Where Ideas Met Execution

From the moment guests entered the Bryanston venue, the energy felt different. AfroExchange wasn’t positioned as another industry networking event packed with empty buzzwords. It was designed as a hands-on space where artists, musicians, designers and entrepreneurs could collaborate, exchange skills and leave with something tangible.

Throughout the day, guests moved through co-creation labs, live discussions, tutorials and collaborative installations that steadily transformed the venue into a living showcase of African talent.

The summit pushed one clear message: Africa is not an emerging creative market.
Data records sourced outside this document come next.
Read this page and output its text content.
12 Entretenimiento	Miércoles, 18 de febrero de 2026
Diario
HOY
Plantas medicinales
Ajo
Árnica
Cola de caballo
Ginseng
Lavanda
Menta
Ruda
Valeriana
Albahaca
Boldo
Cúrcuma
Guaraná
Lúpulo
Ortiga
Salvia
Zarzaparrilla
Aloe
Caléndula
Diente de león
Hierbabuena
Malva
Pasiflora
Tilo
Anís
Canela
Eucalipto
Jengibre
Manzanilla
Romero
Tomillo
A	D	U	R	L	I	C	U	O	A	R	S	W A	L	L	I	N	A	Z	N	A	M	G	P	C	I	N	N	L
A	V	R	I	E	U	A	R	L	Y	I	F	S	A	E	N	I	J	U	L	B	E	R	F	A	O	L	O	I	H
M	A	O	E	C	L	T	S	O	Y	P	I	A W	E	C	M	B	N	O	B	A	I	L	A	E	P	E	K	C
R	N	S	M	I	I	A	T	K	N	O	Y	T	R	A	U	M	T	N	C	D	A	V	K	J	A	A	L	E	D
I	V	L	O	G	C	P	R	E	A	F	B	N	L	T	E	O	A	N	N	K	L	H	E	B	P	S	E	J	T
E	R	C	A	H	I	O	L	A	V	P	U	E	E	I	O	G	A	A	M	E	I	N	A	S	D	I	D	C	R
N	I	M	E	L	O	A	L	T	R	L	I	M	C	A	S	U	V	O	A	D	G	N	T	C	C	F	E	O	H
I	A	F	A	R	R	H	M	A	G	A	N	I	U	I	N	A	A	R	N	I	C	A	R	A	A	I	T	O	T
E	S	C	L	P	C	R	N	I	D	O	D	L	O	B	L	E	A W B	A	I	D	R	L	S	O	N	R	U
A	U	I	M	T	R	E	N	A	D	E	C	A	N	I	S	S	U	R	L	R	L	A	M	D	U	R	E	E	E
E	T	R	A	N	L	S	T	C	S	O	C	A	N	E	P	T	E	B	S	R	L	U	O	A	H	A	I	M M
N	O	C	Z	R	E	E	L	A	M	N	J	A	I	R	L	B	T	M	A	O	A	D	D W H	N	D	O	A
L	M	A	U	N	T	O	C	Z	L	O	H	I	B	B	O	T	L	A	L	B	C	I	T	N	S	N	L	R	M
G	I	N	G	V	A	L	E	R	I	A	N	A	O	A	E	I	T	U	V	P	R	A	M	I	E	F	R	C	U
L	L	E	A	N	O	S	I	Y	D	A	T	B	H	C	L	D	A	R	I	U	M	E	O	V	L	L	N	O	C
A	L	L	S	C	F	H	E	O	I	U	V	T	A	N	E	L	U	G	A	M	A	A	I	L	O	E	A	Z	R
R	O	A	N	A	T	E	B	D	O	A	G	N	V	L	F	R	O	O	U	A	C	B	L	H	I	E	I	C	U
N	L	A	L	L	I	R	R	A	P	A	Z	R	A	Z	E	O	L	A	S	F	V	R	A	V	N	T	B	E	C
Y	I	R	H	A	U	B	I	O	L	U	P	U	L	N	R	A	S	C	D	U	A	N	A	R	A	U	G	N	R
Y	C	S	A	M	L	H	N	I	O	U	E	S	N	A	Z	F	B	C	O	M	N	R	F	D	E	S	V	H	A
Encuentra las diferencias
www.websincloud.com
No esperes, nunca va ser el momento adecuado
It is a global source of culture, innovation and influence.

Panels, Conversations and Real Industry Insight

Hosted by Naledi Mallela and Kabelo Moremi, the programme featured conversations with some of the country’s most respected creatives.

Panel sessions unpacked music, art and the structural challenges facing the creative economy, with contributors including Thandi Draai, MUZI and several visual artists shaping the conversation.

A standout fireside chat between Colin Gayle and Diageo’s Ifeoma Agu explored how African creatives can move from local relevance to global impact.

Hands-On Labs and A Proper Celebration

The summit’s strongest feature was its practical focus. Fashion labs explored textile design, music labs opened the creative process, DJ sessions taught mixing fundamentals, while mixology workshops gave guests the chance to create cocktails using Johnnie Walker.

Live artist SK Original created a striking artwork during the event, while the night ended with DJ sets and a headline performance from Kamo Mphela.

The Scene Feed Take

AfroExchange worked because it understood something many summits miss: creatives don’t just need motivation speeches, they need rooms where things happen. Skills, access, collaboration, and honest conversation remain the real currency of the creative industry. If this becomes an annual fixture, it could evolve into one of the most significant cultural platforms on the continent.